Les chefs de la République parlent pendant que le peuple tombe
Chaque fois qu’un drame frappe la Nation, chaque fois que des vies sont fauchées par la violence, le gouvernement haïtien réagit avec un communiqué. Encore un. Ce mercredi 23 avril 2025, suite à l’attaque meurtrière contre des membres de la Brigade de Canapé-Vert à Port-au-Prince, le Conseil Présidentiel de Transition (CPT) a exprimé sa ” profonde consternation ” et adressé ses ” sincères condoléances “.
Mais depuis combien de temps cette mécanique est-elle répétée, vidée de sens? Condamner, s’émouvoir, promettre, puis… attendre la prochaine tragédie.
Le CPT promet, une fois de plus, de ” tout mettre en œuvre pour le rétablissement durable de la paix “. Pourtant, la réalité cruelle est là : les gangs progressent, les zones de non-droit s’élargissent, et les citoyens comme les forces de l’ordre meurent sans que des mesures concrètes ne soient prises pour stopper l’hémorragie.

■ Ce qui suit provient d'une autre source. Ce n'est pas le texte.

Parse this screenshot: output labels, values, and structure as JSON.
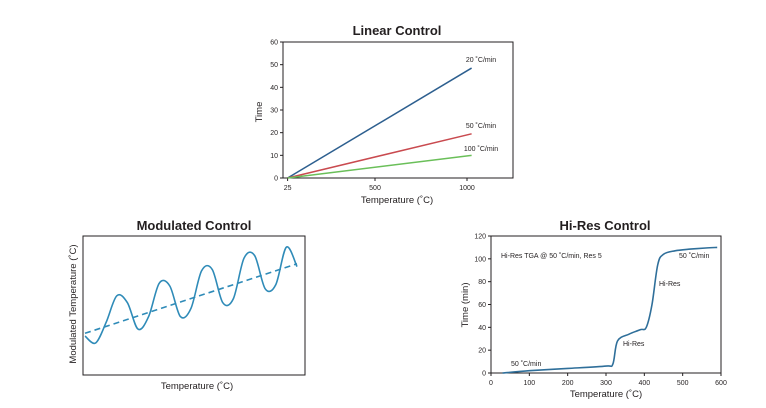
{
  "chart_data": [
    {
      "type": "line",
      "title": "Linear Control",
      "xlabel": "Temperature (˚C)",
      "ylabel": "Time",
      "xlim": [
        0,
        1250
      ],
      "ylim": [
        0,
        60
      ],
      "xticks": [
        "25",
        "500",
        "1000"
      ],
      "xtick_values": [
        25,
        500,
        1000
      ],
      "yticks": [
        0,
        10,
        20,
        30,
        40,
        50,
        60
      ],
      "series": [
        {
          "name": "20 ˚C/min",
          "color": "#2d5f8f",
          "x": [
            25,
            1025
          ],
          "y": [
            0,
            48.5
          ]
        },
        {
          "name": "50 ˚C/min",
          "color": "#c94a4f",
          "x": [
            25,
            1025
          ],
          "y": [
            0,
            19.5
          ]
        },
        {
          "name": "100 ˚C/min",
          "color": "#6abf59",
          "x": [
            25,
            1025
          ],
          "y": [
            0,
            10
          ]
        }
      ]
    },
    {
      "type": "line",
      "title": "Modulated Control",
      "xlabel": "Temperature (˚C)",
      "ylabel": "Modulated Temperature (˚C)",
      "xlim": [
        0,
        1
      ],
      "ylim": [
        0,
        1
      ],
      "series": [
        {
          "name": "",
          "style": "solid",
          "color": "#2f8bb8",
          "x": [
            0.0,
            0.05,
            0.1,
            0.15,
            0.2,
            0.25,
            0.3,
            0.35,
            0.4,
            0.45,
            0.5,
            0.55,
            0.6,
            0.65,
            0.7,
            0.75,
            0.8,
            0.85,
            0.9,
            0.95,
            1.0
          ],
          "y": [
            0.28,
            0.23,
            0.38,
            0.57,
            0.52,
            0.33,
            0.42,
            0.66,
            0.64,
            0.42,
            0.48,
            0.75,
            0.76,
            0.52,
            0.55,
            0.84,
            0.86,
            0.62,
            0.65,
            0.92,
            0.78
          ]
        },
        {
          "name": "",
          "style": "dashed",
          "color": "#2f8bb8",
          "x": [
            0.0,
            1.0
          ],
          "y": [
            0.3,
            0.8
          ]
        }
      ]
    },
    {
      "type": "line",
      "title": "Hi-Res Control",
      "xlabel": "Temperature (˚C)",
      "ylabel": "Time (min)",
      "xlim": [
        0,
        600
      ],
      "ylim": [
        0,
        120
      ],
      "xticks": [
        0,
        100,
        200,
        300,
        400,
        500,
        600
      ],
      "yticks": [
        0,
        20,
        40,
        60,
        80,
        100,
        120
      ],
      "subtitle": "Hi-Res TGA @ 50 ˚C/min, Res 5",
      "series": [
        {
          "name": "",
          "color": "#2f6f9a",
          "x": [
            30,
            100,
            200,
            300,
            318,
            330,
            360,
            390,
            405,
            420,
            435,
            450,
            480,
            520,
            560,
            590
          ],
          "y": [
            0,
            2,
            4,
            6,
            8,
            28,
            34,
            38,
            40,
            60,
            95,
            104,
            107,
            108.5,
            109.5,
            110
          ]
        }
      ],
      "annotations": [
        "50 ˚C/min",
        "Hi-Res",
        "Hi-Res",
        "50 ˚C/min"
      ]
    }
  ]
}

Depuis plusieurs années, Haïti est plongée dans une spirale de violence qui dépasse les mots. Et c’est justement le problème : les mots sont devenus la seule arme de l’État. Une République qui s’indigne dans des communiqués pendant que les balles crépitent dans les rues. Une République qui présente ses condoléances mais ne protège ni ses policiers, ni sa population.
Jusqu’à quand allons-nous nous contenter de larmes officielles?
Car si l’État est sincère dans sa volonté de restaurer l’ordre, il est temps qu’il le prouve. Par des actes concrets. Par des opérations coordonnées. Par une politique claire de reconquête des territoires perdus. Par le réarmement moral et matériel de ses forces de sécurité. Pas seulement par des lignes publiées sur les réseaux sociaux.
Le peuple haïtien ne veut plus de promesses. Il exige des résultats. Il réclame de la protection. Et il attend, pendant que les communiqués s’accumulent… comme les cadavres.